Oleh karena itu, tidak ada alasan bagi Pemerintah dan PSSI untuk tidak mengikuti sikap penolakan tersebut dan menindaklanjutinya dengan mendesak FIFA untuk mencabut keikutsertaan Israel dalam ajang Piala Dunia U-20. Sebagaimana pada tahun 1972 International Olympic Committee (IOC), karena masalah kemanusiaan, pernah mencabut keikutsertaan Rhodesia hanya beberapa hari sebelum penyelenggaraan Olimpiade. Sehingga Rhodesia tidak bisa ikut bertanding dalam Olimpiade musim panas di Munich.
Sikap dan alasan PDIP ini merupakan kelanjutan dari sikap yang lebih dahulu disampaikan Partai Keadilan Sejahtera (PKS) dalam menolak kehadiran Timnas Israel. Diharapkan dengan semakin banyaknya partai yang mengedepankan prinsip ketaatan pada Konstitusi, antara lain Pembukaan UUD NRI 1945 yang oleh MPR bahkan dinyatakan tidak dapat diubah, maka penolakan terhadap penjajajahan dan dukungan terhadap kemerdekaan Palestina akan makin bisa diwujudkan dengan menolak segala bentuk penjajahan seperti yang dilakukan Israel terhadap Palestina yang sudah berlaku sejak tahun 1948, yang makin lama hingga tahun 2022, bukan makin memberi ruang bagi terwujudnya Palestina Merdeka, bahkan lebih buruk dari tahun-tahun sebelumnya sebagaimana dilaporkan oleh PBB pada Juni 2022 lalu.
Sikap PDIP dan MUI ini bukan hanya perlu diapresiasi. Tetapi juga perlu ditindaklanjuti oleh Pemerintah. Sebab, kita semua tahu bahwa PDIP merupakan partai utama pengusung pemerintahan Presiden Jokowi. Jadi, sudah seyogyanya, apabila memang penolakan ini dilakukan secara serius, Pemerintah wajarnya mengikuti dan bisa menjadikannya sebagai kebijakan luar negeri pemerintah. Apalagi sikap luar negeri Pemerintah sudah disuarakan dengan sangat jelas dan tegas oleh Menlu RI di forum PBB agar pada tahun 2023, yang mengkritisi negara-negara di dunia, agar tidak basa-basi mendukung Palestina merdeka dan mengkoreksi tindakan pendudukan Israel yang makin parah. Karenanya mestinya pemerintah segera berkomunikasi dengan FIFA agar Israel dicoret dari mengikuti Piala Dunia U-20 di Indonesia.

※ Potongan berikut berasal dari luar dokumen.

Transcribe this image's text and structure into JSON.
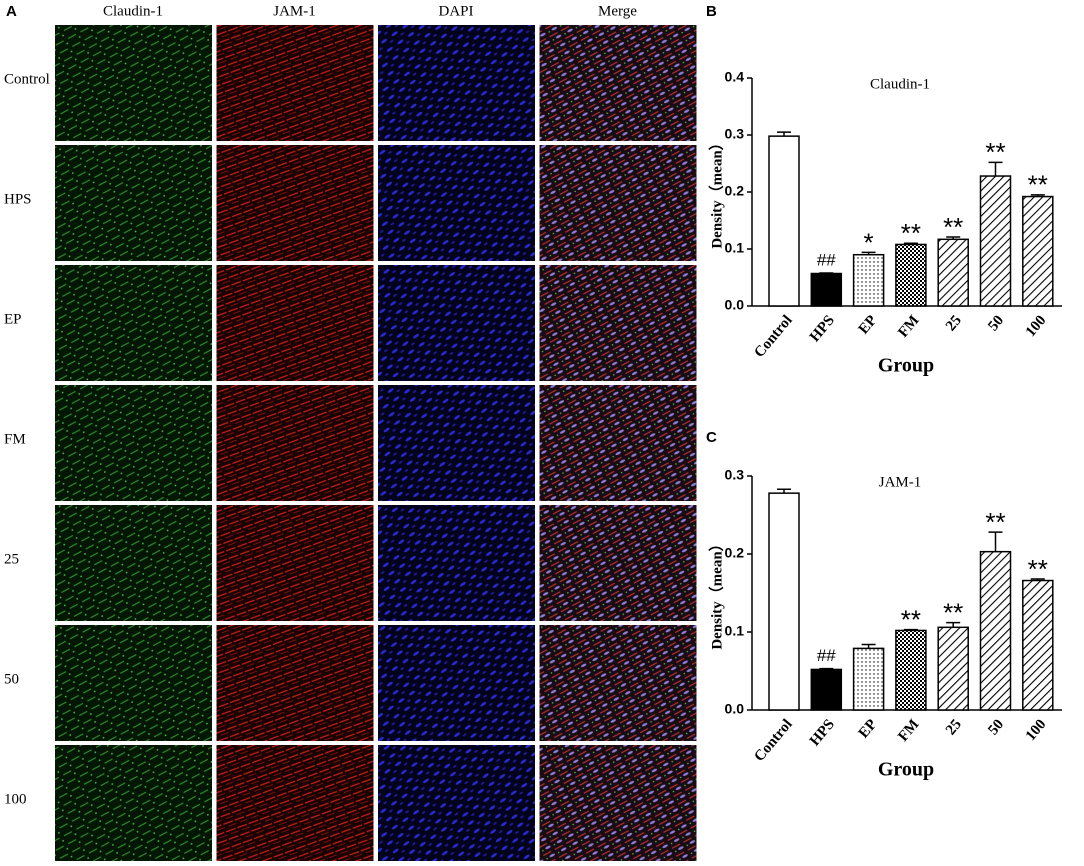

Komunikasi dengan pihak FIFA ini harusnya bisa dan sangat diperlukan. Sebagaimana dilakukan oleh Qatar, tuan rumah penyelenggaraan Piala Dunia 2022. Agar kekhasan aturan di Qatar seperti larangan minuman keras di dalam stadion dan juga larangan kampanye LGBT di dalam penyelenggaraan Piala Dunia 2022 diterima dan dihormati oleh FIFA, dan FIFA menerima bahkan Presiden FIFA mengapresiasi sukses Qatar sebagai tuan rumah. Jadi, sebagai tuan rumah yang mempunyai karakter Konstitusional, harusnya Indonesia juga punya bargain untuk menolak hal-hal yang bertentangan dengan prinsip yang diatur oleh konstitusi yang berlaku di negara kita.

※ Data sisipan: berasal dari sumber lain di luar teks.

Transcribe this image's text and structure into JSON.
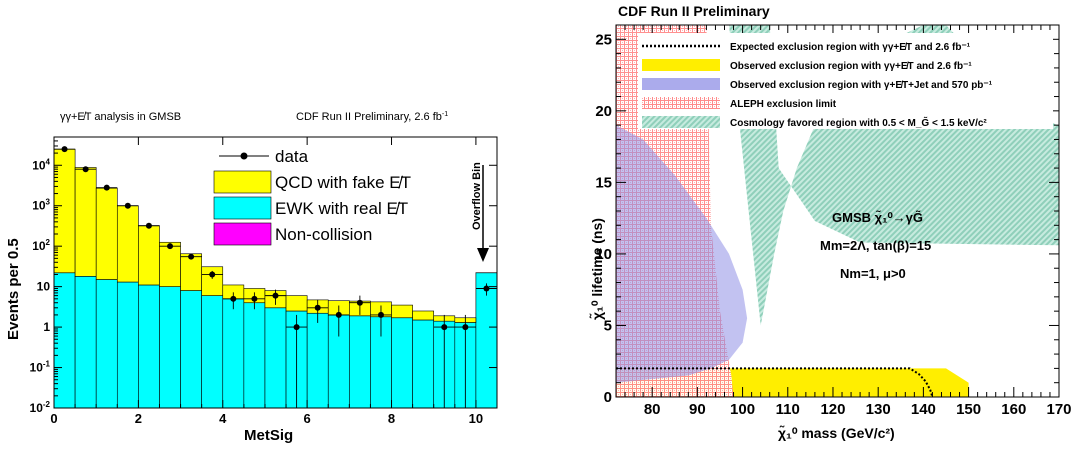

Tentu saja kita mendukung Indonesia agar tetap sukses sebagai penyelengara Piala Dunia U-20 seperti Qatar itu. Tetapi kita juga harus punya bargain yang kuat untuk berkomunikasi dengan FIFA. Sekaligus menyadarkan FIFA untuk tidak menerapkan standar ganda, karena FIFA toh juga sudah memberlakukan larangan terhadap Timnas Rusia dalam kualifikasi piala dunia 2022, karena sudah satu tahun lakukan invansi ke Ukraina. Sedangkan Israel lebih parah dari itu, sudah lebih 60 tahun menginvansi Palestina dan menjajah lebih dari 80 persen tanah Palestina.
Apalagi, urusan melarang/memboikot ikut dalam kegiatan olahraga terhadap suatu negara yang melanggar prinsip kemanusiaan juga sudah seringkali dilakukan masyarakat olahraga internasional, misalnya dalam ajang Olimpiade, Afrika Selatan pernah dilarang oleh IOC mengikuti Olimpiade selama 20 tahun dari kurun waktu 1964-1988 karena kejahatan apartheid yang dilakukan oleh pemerintahnya.
Padahal politik apartheid ini juga dilakukan oleh Israel terhadap Palestina. Hal itu jelas disebutkan bahkan oleh Amnesty Internasional yang merilis laporannya bahwa telah terjadi kejahatan apartheid oleh pemerintah Israel di Palestina. Jadi, penolakan seperti ini bukan urusan olahraga, politik atau agama semata, tetapi juga urusan kemanusiaan. Dan kita semua tentu sepakat bahwa kemanusiaan itu berada di atas segalanya, termasuk olahraga.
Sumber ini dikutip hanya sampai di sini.